Anything prior is assumed to have been there for forever unless there is documentary evidence proving things one way or another. Otherwise, it's a convenient pivot date: anything before is considered true by default- "whereof the memory of man runneth not to the contrary"

[Legal history was part of my undergraduate degree]

Anti-disparagement clauses and effect on speech

Posted Nov 12, 2024 12:15 UTC (Tue) by kleptog (subscriber, #1183) [Link]

> But it's quite likely that Dutch directness has a quite chilling effect on Brits

Maybe, but it's not like they don't get the opportunity. Even when explicitly asked you get long silences. Maybe we just hire shy people. Even my manager (who is British) says this is normal for them.

Anyway, this is going quite far afield :)

Anti-disparagement clauses and effect on speech

Posted Nov 12, 2024 11:30 UTC (Tue) by paulj (subscriber, #341) [Link] (2 responses)

The approach elsewhere of not saying anything and letting issues fester can be much worse, I agree. The direct culture just takes a little getting used to! :)

I'm in a weird place, cause culturally I'm not really Dutch, however there must be a genetic component to that directness or something (or I infused enough of the culture in the time I did spend in NL), cause I have it a bit myself and do appreciate it. It's ultimately better than not having it. Though, I do think the Dutch sometimes could do with learning how to sweeten the directness a bit.

An interesting culture is the Chinese one. It avoids directness and confrontation. However, they do still bring up issues, just in a very indirect way. If someone from such a culture seems to be talking to you about something unrelated to anything at hand, and almost abstract - start looking for the allegory! They're probably trying to send you an important message. It's an interesting approach, as it has the advantage of avoiding personal hurt and egos - the issue is never raised in a personal, direct way - and so possibly makes it easier for people to bring up issues.

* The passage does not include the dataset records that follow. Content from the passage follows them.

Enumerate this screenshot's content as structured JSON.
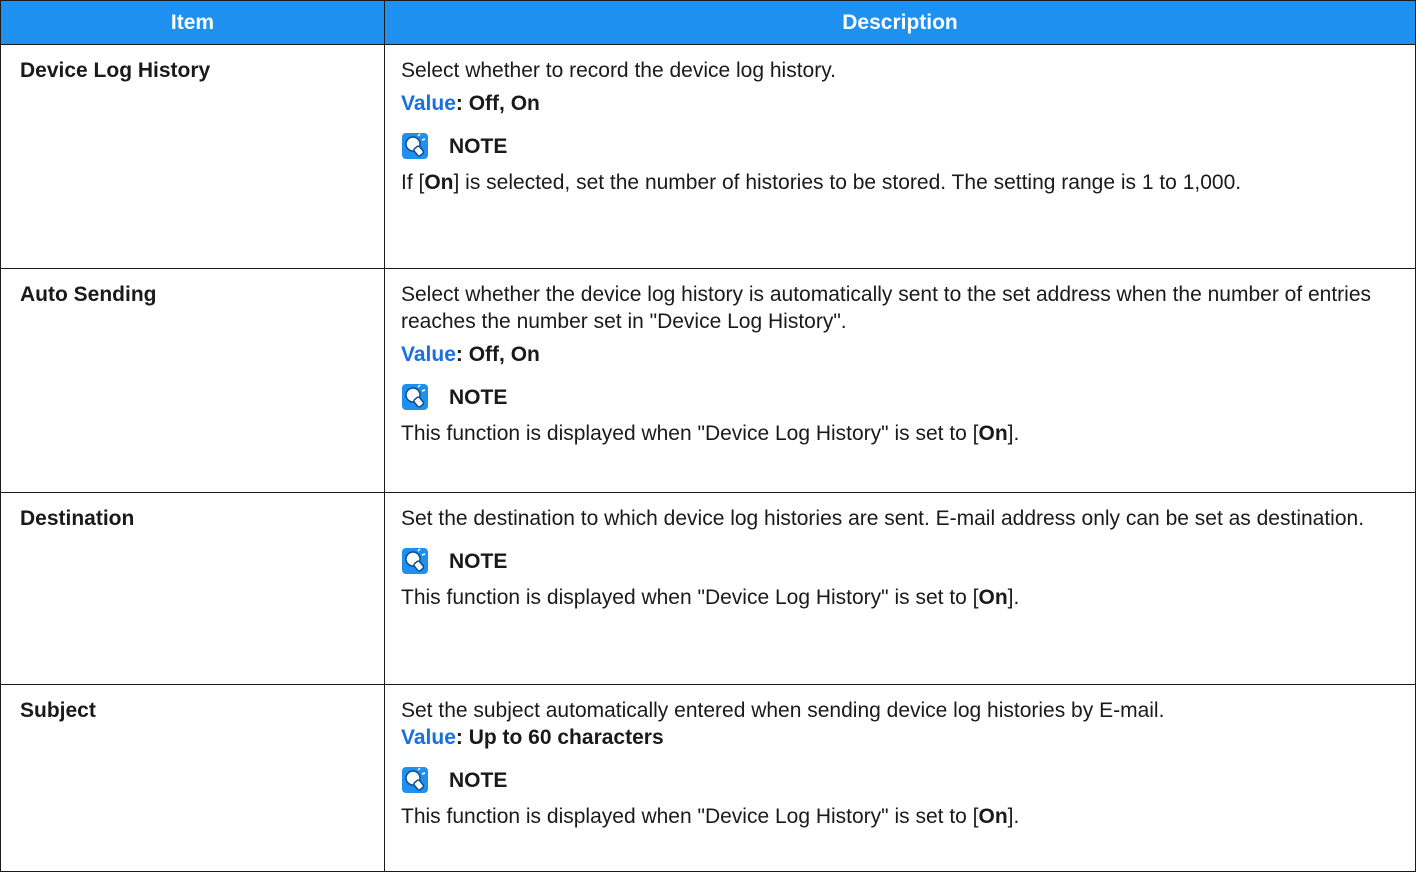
{
  "table": {
    "headers": {
      "item": "Item",
      "description": "Description"
    },
    "rows": [
      {
        "item": "Device Log History",
        "desc": "Select whether to record the device log history.",
        "value_label": "Value",
        "value_text": ": Off, On",
        "note_title": "NOTE",
        "note_pre": "If [",
        "note_bold": "On",
        "note_post": "] is selected, set the number of histories to be stored. The setting range is 1 to 1,000."
      },
      {
        "item": "Auto Sending",
        "desc": "Select whether the device log history is automatically sent to the set address when the number of entries reaches the number set in \"Device Log History\".",
        "value_label": "Value",
        "value_text": ": Off, On",
        "note_title": "NOTE",
        "note_pre": "This function is displayed when \"Device Log History\" is set to [",
        "note_bold": "On",
        "note_post": "]."
      },
      {
        "item": "Destination",
        "desc": "Set the destination to which device log histories are sent. E-mail address only can be set as destination.",
        "note_title": "NOTE",
        "note_pre": "This function is displayed when \"Device Log History\" is set to [",
        "note_bold": "On",
        "note_post": "]."
      },
      {
        "item": "Subject",
        "desc": "Set the subject automatically entered when sending device log histories by E-mail.",
        "value_label": "Value",
        "value_text": ": Up to 60 characters",
        "note_title": "NOTE",
        "note_pre": "This function is displayed when \"Device Log History\" is set to [",
        "note_bold": "On",
        "note_post": "]."
      }
    ]
  },
  "colors": {
    "header_bg": "#1e90f0",
    "value_label": "#1a6fe0",
    "border": "#1a1a1a"
  },
  "icons": {
    "note": "lightbulb-note-icon"
  }
}
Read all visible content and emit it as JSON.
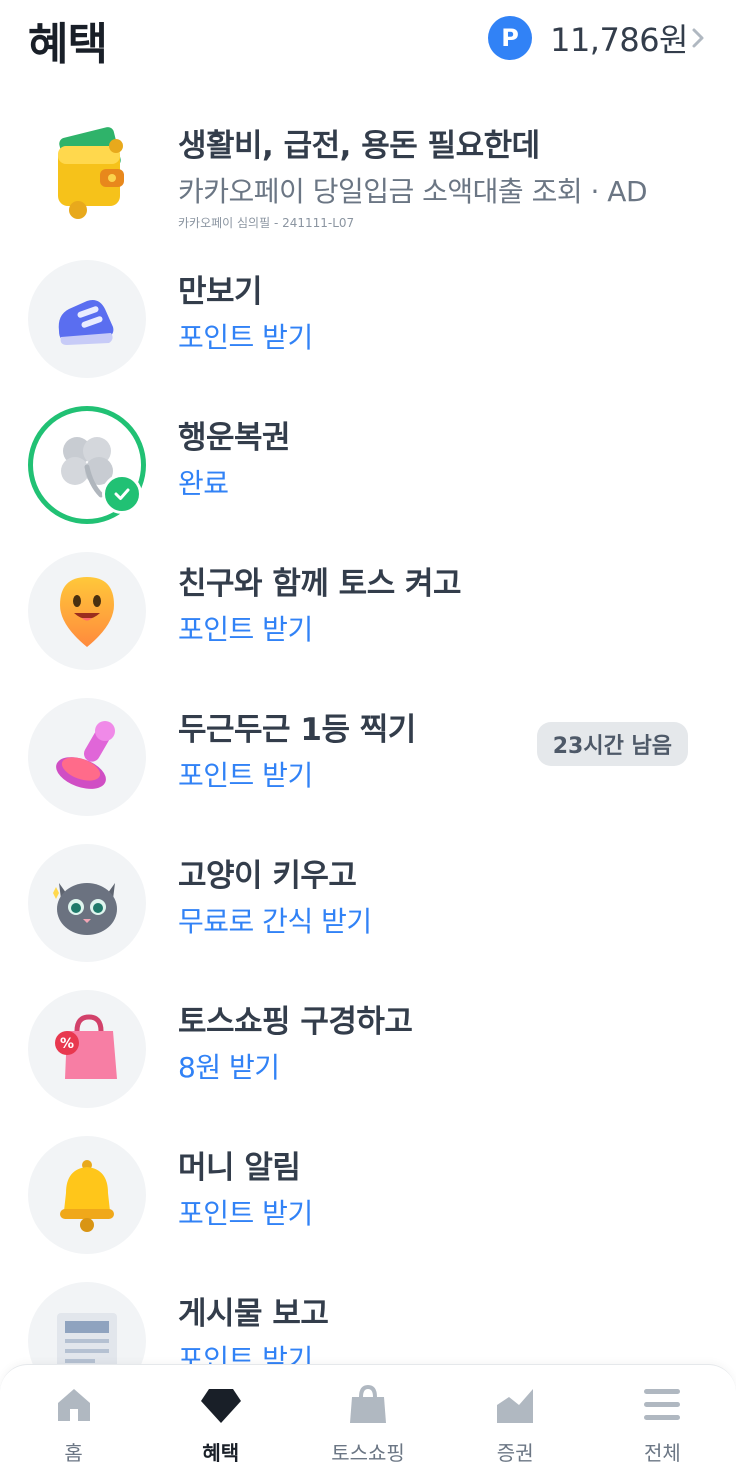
{
  "header": {
    "title": "혜택",
    "points_badge": "P",
    "points_value": "11,786원"
  },
  "items": [
    {
      "title": "생활비, 급전, 용돈 필요한데",
      "subtitle": "카카오페이 당일입금 소액대출 조회 · AD",
      "disclaimer": "카카오페이 심의필 - 241111-L07",
      "icon": "wallet-icon"
    },
    {
      "title": "만보기",
      "subtitle": "포인트 받기",
      "icon": "sneaker-icon"
    },
    {
      "title": "행운복권",
      "subtitle": "완료",
      "icon": "clover-icon",
      "completed": true
    },
    {
      "title": "친구와 함께 토스 켜고",
      "subtitle": "포인트 받기",
      "icon": "smiley-pin-icon"
    },
    {
      "title": "두근두근 1등 찍기",
      "subtitle": "포인트 받기",
      "icon": "stamp-icon",
      "badge": "23시간 남음"
    },
    {
      "title": "고양이 키우고",
      "subtitle": "무료로 간식 받기",
      "icon": "cat-icon"
    },
    {
      "title": "토스쇼핑 구경하고",
      "subtitle": "8원 받기",
      "icon": "shopping-bag-icon"
    },
    {
      "title": "머니 알림",
      "subtitle": "포인트 받기",
      "icon": "bell-icon"
    },
    {
      "title": "게시물 보고",
      "subtitle": "포인트 받기",
      "icon": "newspaper-icon"
    }
  ],
  "tabbar": {
    "tabs": [
      {
        "label": "홈",
        "icon": "home-icon"
      },
      {
        "label": "혜택",
        "icon": "gem-icon",
        "active": true
      },
      {
        "label": "토스쇼핑",
        "icon": "bag-icon"
      },
      {
        "label": "증권",
        "icon": "stock-chart-icon"
      },
      {
        "label": "전체",
        "icon": "menu-icon"
      }
    ]
  },
  "colors": {
    "accent": "#3182f6",
    "success": "#21c174",
    "text": "#333d4b"
  }
}
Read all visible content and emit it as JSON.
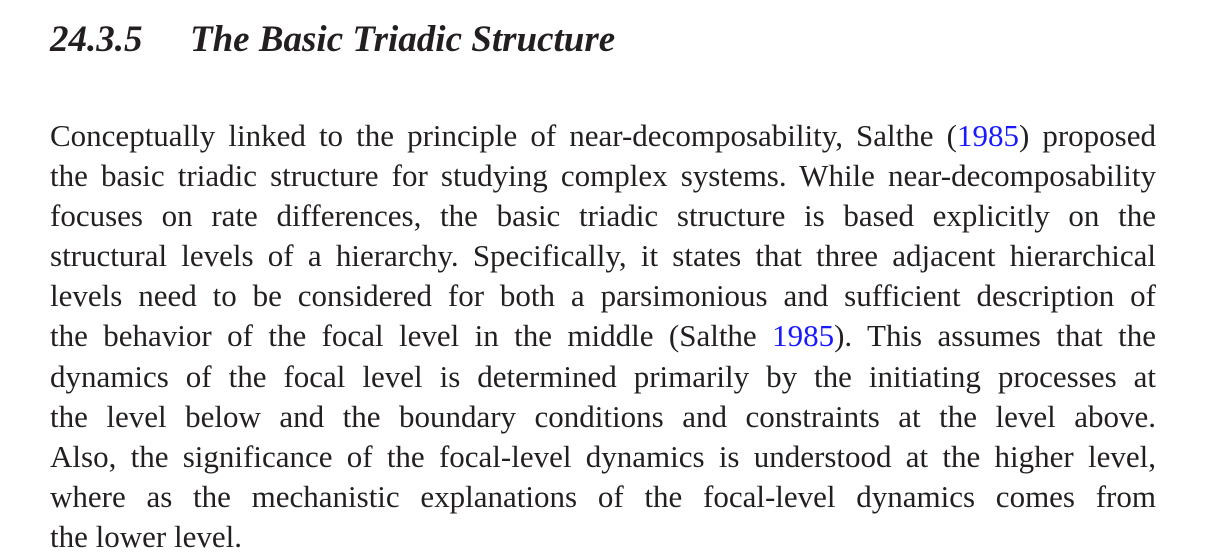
{
  "section": {
    "number": "24.3.5",
    "title": "The Basic Triadic Structure"
  },
  "paragraph": {
    "lines": [
      {
        "pre": "Conceptually linked to the principle of near-decomposability, Salthe (",
        "cite": "1985",
        "post": ") proposed"
      },
      {
        "pre": "the basic triadic structure for studying complex systems. While near-decomposability",
        "cite": "",
        "post": ""
      },
      {
        "pre": "focuses on rate differences, the basic triadic structure is based explicitly on the",
        "cite": "",
        "post": ""
      },
      {
        "pre": "structural levels of a hierarchy. Specifically, it states that three adjacent hierarchical",
        "cite": "",
        "post": ""
      },
      {
        "pre": "levels need to be considered for both a parsimonious and sufficient description of",
        "cite": "",
        "post": ""
      },
      {
        "pre": "the behavior of the focal level in the middle (Salthe ",
        "cite": "1985",
        "post": "). This assumes that the"
      },
      {
        "pre": "dynamics of the focal level is determined primarily by the initiating processes at",
        "cite": "",
        "post": ""
      },
      {
        "pre": "the level below and the boundary conditions and constraints at the level above.",
        "cite": "",
        "post": ""
      },
      {
        "pre": "Also, the significance of the focal-level dynamics is understood at the higher level,",
        "cite": "",
        "post": ""
      },
      {
        "pre": "where as the mechanistic explanations of the focal-level dynamics comes from",
        "cite": "",
        "post": ""
      },
      {
        "pre": "the lower level.",
        "cite": "",
        "post": ""
      }
    ]
  }
}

(That said, there /seems/ to me to be another level to dealing with issues in Chinese culture, which can involve frank and loud exchanges of views usually a group - at least a 3rd party present - yet people don't get outright angry, and they don't seem offended with each other at the end either. I don't speak Mandarin, but it seems quite direct. I havn't figured out how this works, and how the culture manages this escalation from the indirect raising of issues to that more direct, outspoken exchange).

I think it'd be really funny to work in a mixed Chinese-Dutch culture company.

Anti-disparagement clauses and effect on speech

Posted Nov 12, 2024 18:19 UTC (Tue) by raven667 (subscriber, #5198) [Link]

> I havn't figured out how this works, and how the culture manages this escalation from the indirect raising of issues to that more direct, outspoken exchange

I have no special insight but the first thing that comes to mind when presented with this behavior description is that the difference in attitudes would be most likely due to differences in relative social status, a small group of closely knit peers is a very different relationship than a hierarcal one (family or business) or the relationship with professional colleagues and acquaintances that may be similar status but is not personal.

Anti-disparagement clauses and effect on speech

Posted Nov 13, 2024 8:53 UTC (Wed) by taladar (subscriber, #68407) [Link]

I think part of the reason criticism often leads to confrontation is also on the receiving end of the criticism. People take criticism of systems, services or products (e.g. code they wrote or systems of government they live in) as criticism as them as a person when really they be a bit more detached emotionally at least when it comes to constructive criticism.